行雲流水

散文, 小說, 詩詞, 美術, 書法。 無拘無束兮如行雲,連綿不絕兮若流水。
正文

六十四 簾幕無重,樓高不見章台路

(2018-11-12 13:11:00) 下一個

進了城,溫恭良迎上來,成鏗有些不悅,“溫將軍,怎麽回事,安將軍呢?”溫恭良拉著馬韁,“鏗王殿下,皇帝在此,安將軍叫我來接殿下。”

分嶺關內從城關兩側之字上到關頭,早有禁軍一千加上原駐軍五百人在城關下駐守,穿過駐兵營帳,才到上城關口。見溫恭良和成鏗過來,禁軍齊齊行禮,馬弁過來牽馬,將馬留在城下馬圈。

成鏗點頭下馬,沿之字攀登和恭良一起來到城上。分嶺關上左右各有一園,左邊是瀟園,右邊是湘園,兩邊一模一樣,左右對稱,園中各有三進殿堂。

恭良領成鏗到湘園,果然成功正站在殿前,成鏗上前行禮,成功哼了一聲,“進來吧。”

進得殿中,看見安穩,安逸,儉良,禁軍林統帥,幾名副將都在殿中站立,成鏗鬆了口氣,一一見過。成鏗幾乎是向張越討饒才得以脫身進城,這一班武將見他一臉的瞧不起,林帥也是訕訕的行個禮,便沒話了。

安逸是隨成功一直在獵宮,兼職禁軍,是林帥的副手,見了成鏗,麵露喜色,正要拉著說話,成功沉著臉說,“晏城軍叛逆,圍攻皇帝,眾將說說下麵該如何?”

成鏗看了一眼安穩,似乎在微微搖頭,使了個眼色,不知何意,隻好對成功說,“皇帝哥哥,圍城的不是晏城軍,臣在城下剛剛逼得張越顯身,實是張家軍假冒。”

成功驚怒,“什麽!”眾將官也竊竊私語,成功繼續怒道,“他張越竟敢夥同晏城軍謀反!”成鏗還要解釋,忽覺成功的話很別扭,又看了一眼安穩,見他眼神遊離,便吞了要說的話。

過了一陣,大家激憤的話慢慢停了下來,目光投向成功。

皇帝托著頭,蹙著眉,成鏗上前一步,“皇帝哥哥,父皇和就王兄已經前往晏城,我們在這裏點上狼煙,有父皇兵符在,黎將軍看到狼煙一定會來解救陛下。”
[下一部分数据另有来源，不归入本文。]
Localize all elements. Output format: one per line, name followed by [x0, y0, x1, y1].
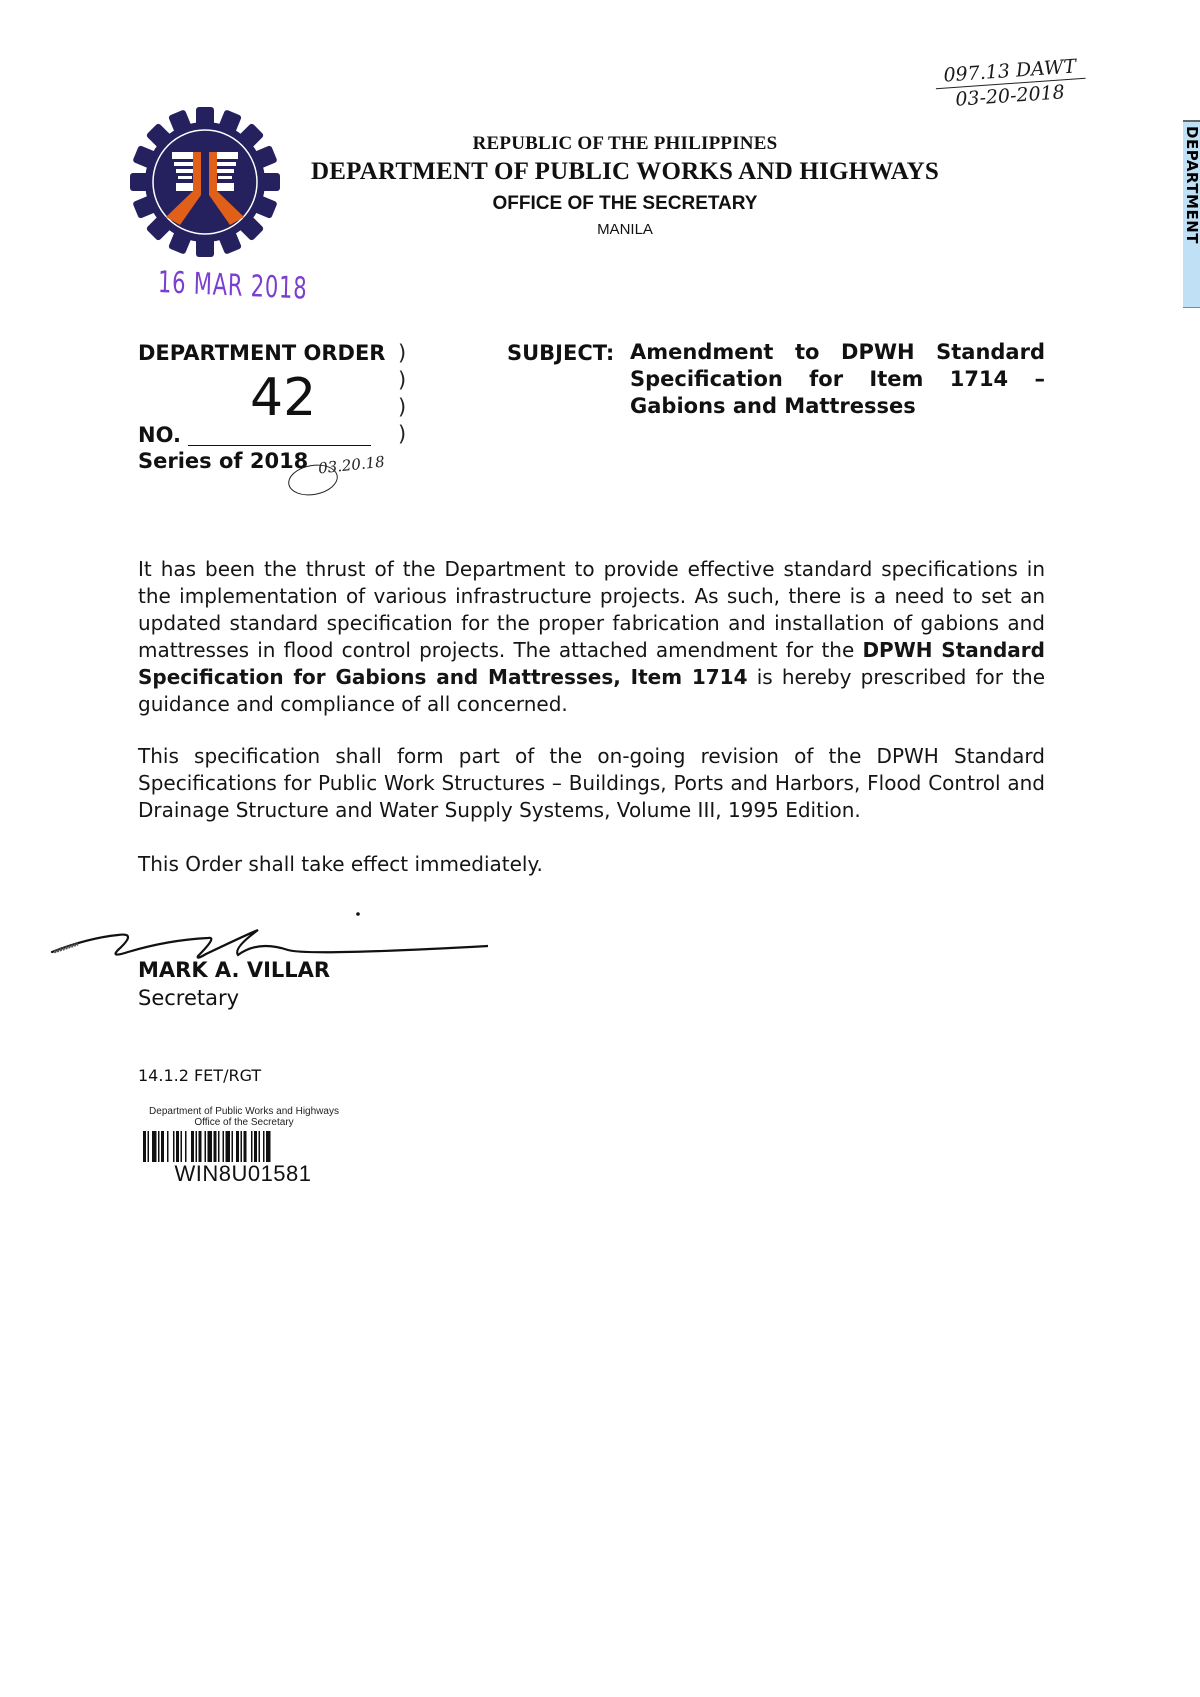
subject-line: Amendment to DPWH Standard [630, 339, 1045, 366]
order-no-label: NO. [138, 423, 181, 447]
barcode-org-line1: Department of Public Works and Highways [124, 1106, 364, 1117]
letterhead-city: MANILA [260, 221, 990, 238]
signatory-name: MARK A. VILLAR [138, 958, 330, 982]
bracket-paren: ) [398, 341, 406, 365]
barcode-icon [143, 1131, 343, 1162]
bracket-paren: ) [398, 395, 406, 419]
letterhead-office: OFFICE OF THE SECRETARY [260, 193, 990, 215]
department-order-label: DEPARTMENT ORDER [138, 341, 385, 365]
signatory-title: Secretary [138, 986, 239, 1010]
subject-line: Gabions and Mattresses [630, 393, 1045, 420]
body-paragraph-2: This specification shall form part of th… [138, 743, 1045, 824]
side-index-tab: DEPARTMENT [1183, 120, 1200, 308]
letterhead-department: DEPARTMENT OF PUBLIC WORKS AND HIGHWAYS [260, 158, 990, 186]
initials-date: 03.20.18 [317, 453, 385, 478]
barcode-org: Department of Public Works and Highways … [124, 1106, 364, 1128]
body-paragraph-3: This Order shall take effect immediately… [138, 851, 1045, 878]
received-date-stamp: 16 MAR 2018 [158, 265, 308, 307]
barcode-org-line2: Office of the Secretary [124, 1117, 364, 1128]
dpwh-gear-seal-icon [130, 107, 280, 257]
reference-code: 14.1.2 FET/RGT [138, 1066, 261, 1085]
order-series: Series of 2018 [138, 449, 308, 473]
body-paragraph-1: It has been the thrust of the Department… [138, 556, 1045, 718]
subject-text: Amendment to DPWH Standard Specification… [630, 339, 1045, 420]
barcode-number: WIN8U01581 [143, 1161, 343, 1187]
subject-label: SUBJECT: [507, 341, 614, 365]
letterhead-republic: REPUBLIC OF THE PHILIPPINES [260, 133, 990, 155]
order-number: 42 [250, 368, 316, 428]
subject-line: Specification for Item 1714 – [630, 366, 1045, 393]
side-tab-label: DEPARTMENT [1183, 122, 1200, 311]
order-number-line [188, 445, 371, 446]
bracket-paren: ) [398, 422, 406, 446]
bracket-paren: ) [398, 368, 406, 392]
handwritten-filing-note: 097.13 DAWT 03-20-2018 [935, 62, 1085, 106]
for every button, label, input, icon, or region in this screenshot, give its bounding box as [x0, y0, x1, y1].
成功臉上閃過一絲陰雲,“太上皇去了晏城?你肯定城外不是晏城軍?”

成鏗點點頭,心底也不非常肯定,如果張家軍真和晏城軍聯手,脅持二帝,那這尚成家的江山真的是危在旦夕了,可是黎將軍真的不像作偽,莫不是他手下的將領擅自作主?如果是這樣,那還得想法突圍出去,到北疆找六皇叔和成熟哥哥搬救兵。

成功說,“既然你這麽確定,父皇是安全了。林帥!”

林統帥答應著,“陛下有何吩咐?”

“你聽到了,點燃求救狼煙,部署禦敵良策。”

林帥答應去了。成功又安排,“老十,你見了張越,他要幹什麽?你想同他周旋,拖延時間,是不是?”

“正是。”成鏗答道。

成功想了想,抬頭看了看成鏗臉上的血,“傷的重不重?”

成鏗這才想起來,一摸,一手的血,胸前也有一片。

成功喊安逸,“你先帶鏗王去那邊園子安頓下來,找盧方士看看傷,然後過來和林帥商量怎麽辦。”

 

對麵的瀟園是禁軍將官駐紮。此番隨成功秋獵的有一千名隨行禁軍駐守在城中,幾十名禁軍將官和十幾位文官則在瀟園中殿內安紮。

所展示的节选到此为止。